News:

MASM32 SDK Description, downloads and other helpful links
MASM32.com New Forum Link
masmforum WebSite

Why does my CPU behave like this??

Started by houyunqing, October 25, 2008, 06:57:00 AM

Previous topic - Next topic

houyunqing

My Processor is Intel CoreTM Duo for Centrino, it's 1.67Ghz
it has 3 ALUs in one core, so i'm doing a test to see its ability of executing instructions in parallel

in below, the macro testmac is the set of instructions to be executed in parallel, and testmac1000 in the middle of the code is another macro containing 1000 testmac

when i execute the following code, giving the process realtime priority, the time it takes to finish to loop varies between 0.203 to 0.219 second (minimum 1.13 cycle/loop)
the strange thing is, when I remove instruction 3, the time varies between 0.187 to 0.204 second (minimum 1.04 cycle/loop)
and when i remove instruction 2 as well, the time varies between 0.172 to 0.188 second (minimum 0.957 cycle/loop)

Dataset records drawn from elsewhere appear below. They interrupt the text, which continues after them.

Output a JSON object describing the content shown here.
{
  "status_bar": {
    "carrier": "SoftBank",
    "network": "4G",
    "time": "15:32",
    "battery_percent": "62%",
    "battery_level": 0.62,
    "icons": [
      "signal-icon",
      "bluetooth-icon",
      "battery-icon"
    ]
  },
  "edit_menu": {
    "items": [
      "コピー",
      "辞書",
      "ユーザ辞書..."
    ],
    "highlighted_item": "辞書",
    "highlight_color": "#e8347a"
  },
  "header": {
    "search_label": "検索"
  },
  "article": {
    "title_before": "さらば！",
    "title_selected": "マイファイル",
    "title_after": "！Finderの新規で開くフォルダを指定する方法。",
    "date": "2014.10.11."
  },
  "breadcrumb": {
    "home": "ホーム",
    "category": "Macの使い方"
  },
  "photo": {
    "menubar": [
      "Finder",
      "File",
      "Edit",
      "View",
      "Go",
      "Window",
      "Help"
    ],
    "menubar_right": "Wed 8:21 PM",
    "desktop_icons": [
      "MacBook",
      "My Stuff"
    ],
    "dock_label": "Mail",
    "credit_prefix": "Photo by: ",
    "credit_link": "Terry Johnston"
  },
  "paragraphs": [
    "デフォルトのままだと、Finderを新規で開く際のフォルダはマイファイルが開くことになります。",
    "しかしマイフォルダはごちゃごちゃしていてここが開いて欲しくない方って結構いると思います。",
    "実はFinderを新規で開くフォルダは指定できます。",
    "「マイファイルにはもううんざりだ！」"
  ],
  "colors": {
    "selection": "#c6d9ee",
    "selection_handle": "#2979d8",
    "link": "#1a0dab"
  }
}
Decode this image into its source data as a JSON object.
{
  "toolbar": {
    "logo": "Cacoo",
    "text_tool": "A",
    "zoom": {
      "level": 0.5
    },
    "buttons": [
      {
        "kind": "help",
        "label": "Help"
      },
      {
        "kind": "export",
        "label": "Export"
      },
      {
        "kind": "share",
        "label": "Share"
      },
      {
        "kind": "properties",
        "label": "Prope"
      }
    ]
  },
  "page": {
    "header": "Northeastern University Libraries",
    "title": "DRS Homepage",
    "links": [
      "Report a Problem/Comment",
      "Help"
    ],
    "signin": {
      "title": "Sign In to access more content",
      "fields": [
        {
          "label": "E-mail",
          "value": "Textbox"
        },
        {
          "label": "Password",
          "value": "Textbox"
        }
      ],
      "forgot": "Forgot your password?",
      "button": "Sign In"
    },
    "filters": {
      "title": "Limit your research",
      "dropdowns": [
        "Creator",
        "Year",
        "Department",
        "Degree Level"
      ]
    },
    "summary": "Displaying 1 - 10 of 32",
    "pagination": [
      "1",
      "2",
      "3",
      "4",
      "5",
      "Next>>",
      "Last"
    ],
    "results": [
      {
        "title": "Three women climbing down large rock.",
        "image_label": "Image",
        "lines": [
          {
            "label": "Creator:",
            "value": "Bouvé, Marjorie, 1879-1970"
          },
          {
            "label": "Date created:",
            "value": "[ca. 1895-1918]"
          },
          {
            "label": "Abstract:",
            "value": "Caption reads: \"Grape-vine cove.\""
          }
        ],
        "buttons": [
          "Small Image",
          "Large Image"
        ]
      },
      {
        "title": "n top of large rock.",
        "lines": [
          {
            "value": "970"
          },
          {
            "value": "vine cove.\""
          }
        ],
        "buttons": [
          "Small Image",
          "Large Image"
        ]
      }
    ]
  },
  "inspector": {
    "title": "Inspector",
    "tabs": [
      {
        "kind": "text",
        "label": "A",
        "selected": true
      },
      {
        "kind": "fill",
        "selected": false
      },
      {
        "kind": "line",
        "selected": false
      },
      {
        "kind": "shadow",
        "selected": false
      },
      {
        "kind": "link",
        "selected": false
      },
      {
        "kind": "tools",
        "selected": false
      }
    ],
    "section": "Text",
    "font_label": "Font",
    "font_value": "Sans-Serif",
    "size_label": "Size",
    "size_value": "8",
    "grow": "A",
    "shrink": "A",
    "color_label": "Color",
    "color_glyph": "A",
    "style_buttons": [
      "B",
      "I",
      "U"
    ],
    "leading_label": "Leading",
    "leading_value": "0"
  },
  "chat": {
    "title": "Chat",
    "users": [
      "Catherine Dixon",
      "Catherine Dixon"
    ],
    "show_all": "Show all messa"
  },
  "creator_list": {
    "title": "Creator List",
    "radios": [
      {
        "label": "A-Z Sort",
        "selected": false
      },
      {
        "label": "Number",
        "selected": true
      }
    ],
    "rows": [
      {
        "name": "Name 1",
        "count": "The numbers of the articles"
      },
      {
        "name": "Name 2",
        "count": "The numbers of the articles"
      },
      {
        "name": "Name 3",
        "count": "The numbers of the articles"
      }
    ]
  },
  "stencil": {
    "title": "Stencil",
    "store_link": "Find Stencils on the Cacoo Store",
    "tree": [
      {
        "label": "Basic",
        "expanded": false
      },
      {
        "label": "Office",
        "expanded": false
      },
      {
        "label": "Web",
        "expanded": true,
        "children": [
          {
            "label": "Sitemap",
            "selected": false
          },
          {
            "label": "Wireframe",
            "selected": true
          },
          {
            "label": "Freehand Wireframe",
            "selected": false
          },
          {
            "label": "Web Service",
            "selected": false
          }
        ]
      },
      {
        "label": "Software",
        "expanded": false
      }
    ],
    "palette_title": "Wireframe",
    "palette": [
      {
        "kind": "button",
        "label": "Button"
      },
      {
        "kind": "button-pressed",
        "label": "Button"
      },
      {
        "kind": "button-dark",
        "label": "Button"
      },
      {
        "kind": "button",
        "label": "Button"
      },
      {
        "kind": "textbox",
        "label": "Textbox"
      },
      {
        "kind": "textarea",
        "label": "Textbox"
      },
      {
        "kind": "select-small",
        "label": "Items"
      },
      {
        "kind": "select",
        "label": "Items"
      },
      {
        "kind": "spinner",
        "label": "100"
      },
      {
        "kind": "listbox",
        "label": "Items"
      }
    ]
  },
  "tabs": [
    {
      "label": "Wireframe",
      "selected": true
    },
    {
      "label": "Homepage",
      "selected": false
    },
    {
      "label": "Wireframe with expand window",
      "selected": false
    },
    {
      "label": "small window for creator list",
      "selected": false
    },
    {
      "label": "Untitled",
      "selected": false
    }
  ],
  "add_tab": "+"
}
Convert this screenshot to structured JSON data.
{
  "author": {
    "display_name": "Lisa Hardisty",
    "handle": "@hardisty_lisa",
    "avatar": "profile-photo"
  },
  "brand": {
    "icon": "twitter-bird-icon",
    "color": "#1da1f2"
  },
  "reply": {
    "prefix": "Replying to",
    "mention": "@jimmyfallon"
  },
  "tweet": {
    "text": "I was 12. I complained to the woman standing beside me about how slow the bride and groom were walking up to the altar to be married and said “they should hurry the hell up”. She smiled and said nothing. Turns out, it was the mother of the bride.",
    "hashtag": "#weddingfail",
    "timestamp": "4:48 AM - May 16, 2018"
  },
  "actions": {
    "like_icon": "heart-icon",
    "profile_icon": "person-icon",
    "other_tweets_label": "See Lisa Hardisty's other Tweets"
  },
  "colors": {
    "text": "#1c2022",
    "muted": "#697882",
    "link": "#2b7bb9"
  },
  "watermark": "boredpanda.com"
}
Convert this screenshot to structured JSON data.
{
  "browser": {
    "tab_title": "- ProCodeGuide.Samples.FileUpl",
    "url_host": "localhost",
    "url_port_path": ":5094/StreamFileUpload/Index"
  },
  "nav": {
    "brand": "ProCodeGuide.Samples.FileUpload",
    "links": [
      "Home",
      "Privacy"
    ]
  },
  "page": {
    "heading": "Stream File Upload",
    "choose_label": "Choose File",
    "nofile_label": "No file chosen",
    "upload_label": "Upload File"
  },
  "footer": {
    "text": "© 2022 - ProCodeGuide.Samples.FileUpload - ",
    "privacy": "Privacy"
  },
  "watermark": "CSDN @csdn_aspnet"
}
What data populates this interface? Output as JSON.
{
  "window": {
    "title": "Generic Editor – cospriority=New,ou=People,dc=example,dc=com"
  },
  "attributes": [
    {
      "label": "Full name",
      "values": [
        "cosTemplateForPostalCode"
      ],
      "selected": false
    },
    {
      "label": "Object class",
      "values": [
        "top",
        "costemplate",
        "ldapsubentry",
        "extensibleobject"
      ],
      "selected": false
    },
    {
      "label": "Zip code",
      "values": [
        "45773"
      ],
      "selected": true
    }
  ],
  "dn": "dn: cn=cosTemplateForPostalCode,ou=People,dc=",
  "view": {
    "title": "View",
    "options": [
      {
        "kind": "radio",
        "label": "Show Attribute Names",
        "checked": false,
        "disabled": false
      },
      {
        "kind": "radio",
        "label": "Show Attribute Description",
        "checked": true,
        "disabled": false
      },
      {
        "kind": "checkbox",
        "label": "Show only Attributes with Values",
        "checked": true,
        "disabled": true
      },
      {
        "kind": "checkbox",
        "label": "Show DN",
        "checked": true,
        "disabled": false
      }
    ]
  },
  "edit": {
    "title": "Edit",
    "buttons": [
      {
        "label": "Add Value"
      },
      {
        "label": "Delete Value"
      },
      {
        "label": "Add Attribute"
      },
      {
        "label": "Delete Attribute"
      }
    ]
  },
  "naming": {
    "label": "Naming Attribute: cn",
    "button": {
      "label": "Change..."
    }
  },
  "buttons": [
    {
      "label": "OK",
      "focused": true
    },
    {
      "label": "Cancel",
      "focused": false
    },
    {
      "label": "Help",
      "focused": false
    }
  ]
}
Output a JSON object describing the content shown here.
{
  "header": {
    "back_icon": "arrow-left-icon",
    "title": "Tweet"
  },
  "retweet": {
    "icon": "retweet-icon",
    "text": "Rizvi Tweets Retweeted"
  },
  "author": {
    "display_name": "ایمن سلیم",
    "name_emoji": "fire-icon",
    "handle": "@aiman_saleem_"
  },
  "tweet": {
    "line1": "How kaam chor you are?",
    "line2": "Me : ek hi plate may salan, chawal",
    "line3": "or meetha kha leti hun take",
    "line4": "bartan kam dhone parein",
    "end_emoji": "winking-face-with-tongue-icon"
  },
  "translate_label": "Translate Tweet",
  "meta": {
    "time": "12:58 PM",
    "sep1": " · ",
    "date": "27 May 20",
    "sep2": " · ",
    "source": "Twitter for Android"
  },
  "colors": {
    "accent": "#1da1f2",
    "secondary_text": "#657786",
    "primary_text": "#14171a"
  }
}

Why should there be a difference?
the core has 4 decoders, so decoding shouldn't be the factor that's resulting the extra latency right?
and it's capable of retiring up to 4 instructions per cycle, my code only requires it to retire 3 instructions per cycle, so retirement also can't be the problem right?
the maximum size of the loop(with 3 instructions present) is 27K, the minimum is 9K, so it's no larger than the  cache, this one i'm sure is not the problem
so what's the thing that's causing the extra latency??? is it due to some instruction/decoding caching mechanism?

testmac macro
   add eax, 1    ;instruction 1
   add ebx, 1    ;instruction 2
   add edx, 1    ;instruction 3
endm
   mov      ecx, 100000
   mov      eax, 0
   mov      ebx, 0
   mov      edx, 0
align 16
   @@loop:
      testmac1000  ; this is just a macro container 1000 testmac
      testmac1000
      testmac1000
      sub   ecx, 1
   jnz      @@loop

dsouza123

There are many things that affect timings,
the method of timing (what code is involved)
the number of iterations (try a billion).

On a purely instruction level remember in addition to affecting
the independant registers involved, each instruction also affects (side effects)
the shared flags AF CF OF PF SF ZF so the instructions aren't truely
independent so the order becomes important for the eventual correct value
of the flags.

Internally there can be register renaming, issues of fitting in the 16 byte
(32 byte for some newer CPUs) internal CPU instruction cache/fetch buffer ( L0 ?).
Decoding the x86 instructions into micro ops (uops) instructions.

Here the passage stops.